Proactiviteit verbeteren
Om proactiviteit in organisaties te stimuleren zijn zo twee factoren kritiek: risico en controle. Risico is in organisaties vaak sociaal en belangrijke factoren die dit verminderen zijn steun en veiligheid. Controle wordt ook wel beschreven als autonomie (de mate van controle over je eigen werksituatie). Relevante aspecten van autonomie zijn hier onder meer controle over planning en inspraak in besluitvorming. Autonomie blijkt uit onderzoek in organisaties ook een belangrijke voorspeller voor proactiviteit, evenals de ervaren steun van collega’s.
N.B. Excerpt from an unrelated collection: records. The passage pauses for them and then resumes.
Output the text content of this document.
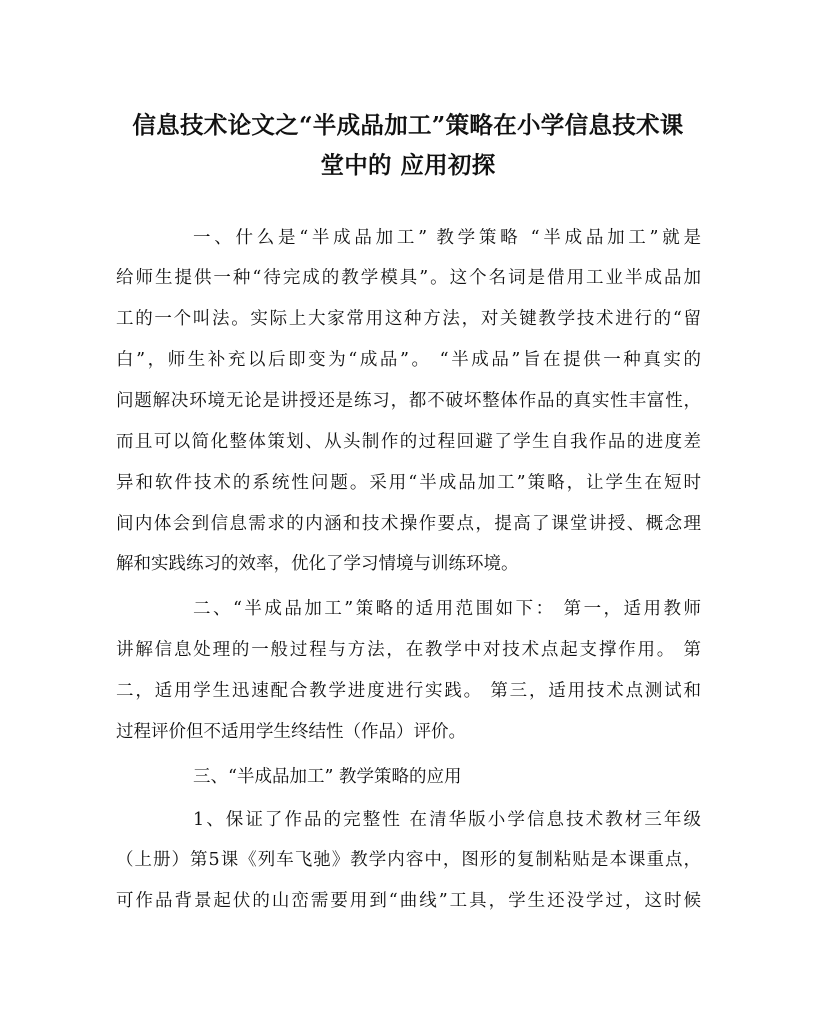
信息技术论文之“半成品加工”策略在小学信息技术课
堂中的 应用初探
一、什么是“半成品加工” 教学策略 “半成品加工”就是
给师生提供一种“待完成的教学模具”。这个名词是借用工业半成品加
工的一个叫法。实际上大家常用这种方法，对关键教学技术进行的“留
白”，师生补充以后即变为“成品”。 “半成品”旨在提供一种真实的
问题解决环境无论是讲授还是练习，都不破坏整体作品的真实性丰富性，
而且可以简化整体策划、从头制作的过程回避了学生自我作品的进度差
异和软件技术的系统性问题。采用“半成品加工”策略，让学生在短时
间内体会到信息需求的内涵和技术操作要点，提高了课堂讲授、概念理
解和实践练习的效率，优化了学习情境与训练环境。
二、“半成品加工”策略的适用范围如下： 第一，适用教师
讲解信息处理的一般过程与方法，在教学中对技术点起支撑作用。 第
二，适用学生迅速配合教学进度进行实践。 第三，适用技术点测试和
过程评价但不适用学生终结性（作品）评价。
三、“半成品加工” 教学策略的应用
1、保证了作品的完整性 在清华版小学信息技术教材三年级
（上册）第5课《列车飞驰》教学内容中，图形的复制粘贴是本课重点，
可作品背景起伏的山峦需要用到“曲线”工具，学生还没学过，这时候
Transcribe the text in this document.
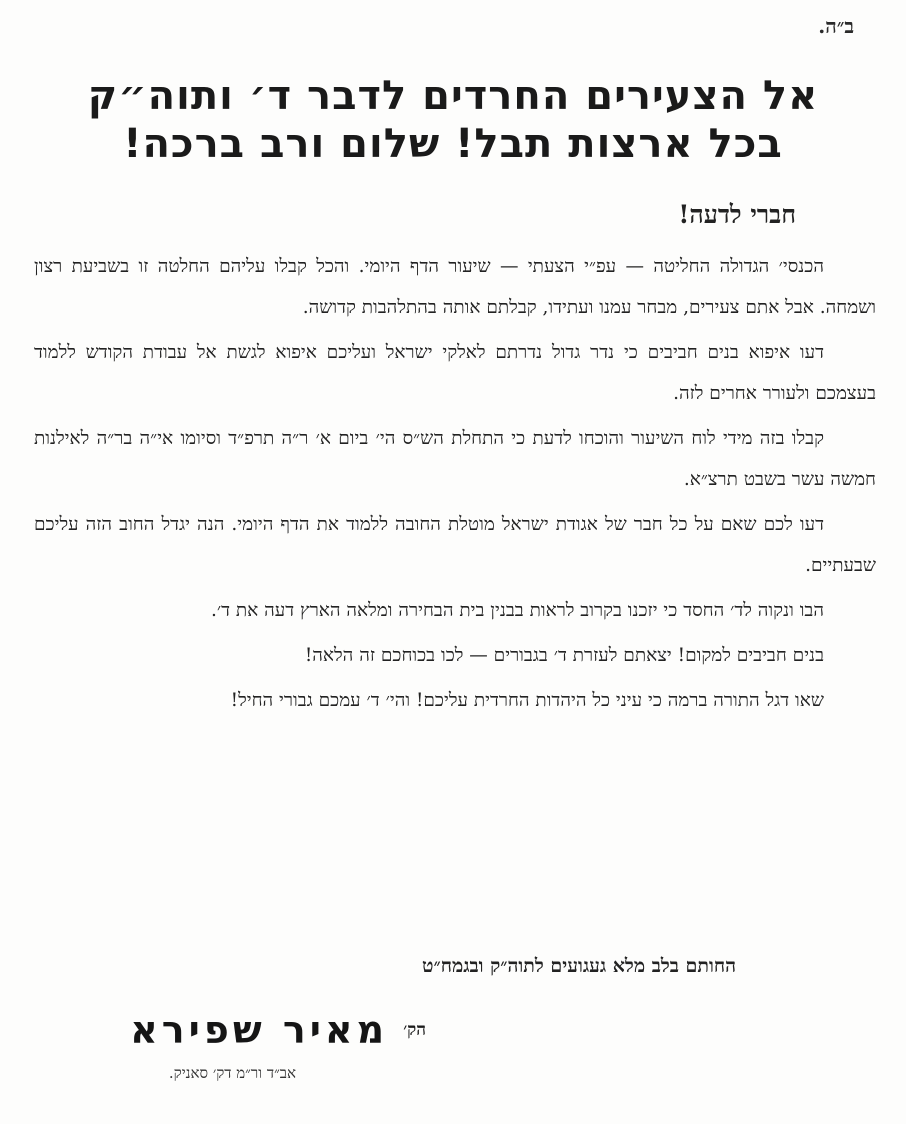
ב״ה.
אל הצעירים החרדים לדבר ד׳ ותוה״ק
בכל ארצות תבל! שלום ורב ברכה!
חברי לדעה!

הכנסי׳ הגדולה החליטה — עפ״י הצעתי — שיעור הדף היומי. והכל קבלו עליהם החלטה זו בשביעת רצון ושמחה. אבל אתם צעירים, מבחר עמנו ועתידו, קבלתם אותה בהתלהבות קדושה.

דעו איפוא בנים חביבים כי נדר גדול נדרתם לאלקי ישראל ועליכם איפוא לגשת אל עבודת הקודש ללמוד בעצמכם ולעורר אחרים לזה.

קבלו בזה מידי לוח השיעור והוכחו לדעת כי התחלת הש״ס הי׳ ביום א׳ ר״ה תרפ״ד וסיומו אי״ה בר״ה לאילנות חמשה עשר בשבט תרצ״א.

דעו לכם שאם על כל חבר של אגודת ישראל מוטלת החובה ללמוד את הדף היומי. הנה יגדל החוב הזה עליכם שבעתיים.

הבו ונקוה לד׳ החסד כי יזכנו בקרוב לראות בבנין בית הבחירה ומלאה הארץ דעה את ד׳.

בנים חביבים למקום! יצאתם לעזרת ד׳ בגבורים — לכו בכוחכם זה הלאה!

שאו דגל התורה ברמה כי עיני כל היהדות החרדית עליכם! והי׳ ד׳ עמכם גבורי החיל!

החותם בלב מלא געגועים לתוה״ק ובגמח״ט
הק׳ מאיר שפירא
אב״ד ור״מ דק׳ סאניק.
Om proactiviteit te verbeteren in een organisatie is het belangrijk te begrijpen hoe kansen en risico’s zich verhouden voor medewerkers en in welke mate ze autonomie ervaren. Wetenschappers hebben een aantal belangrijke factoren geïdentificeerd op het niveau van de organisatie (zoals verwachtingen en waardering), het team (zoals onderlinge steun) en de rol (zoals autonomie). Wanneer we begrijpen hoe deze factoren zijn ingevuld in de organisatie, kunnen we gaan nadenken over hoe een meer gunstig klimaat te creëren voor proactiviteit. Training (Covey) kan hier ondersteunend in zijn, maar is nooit een substituut voor een goed klimaat.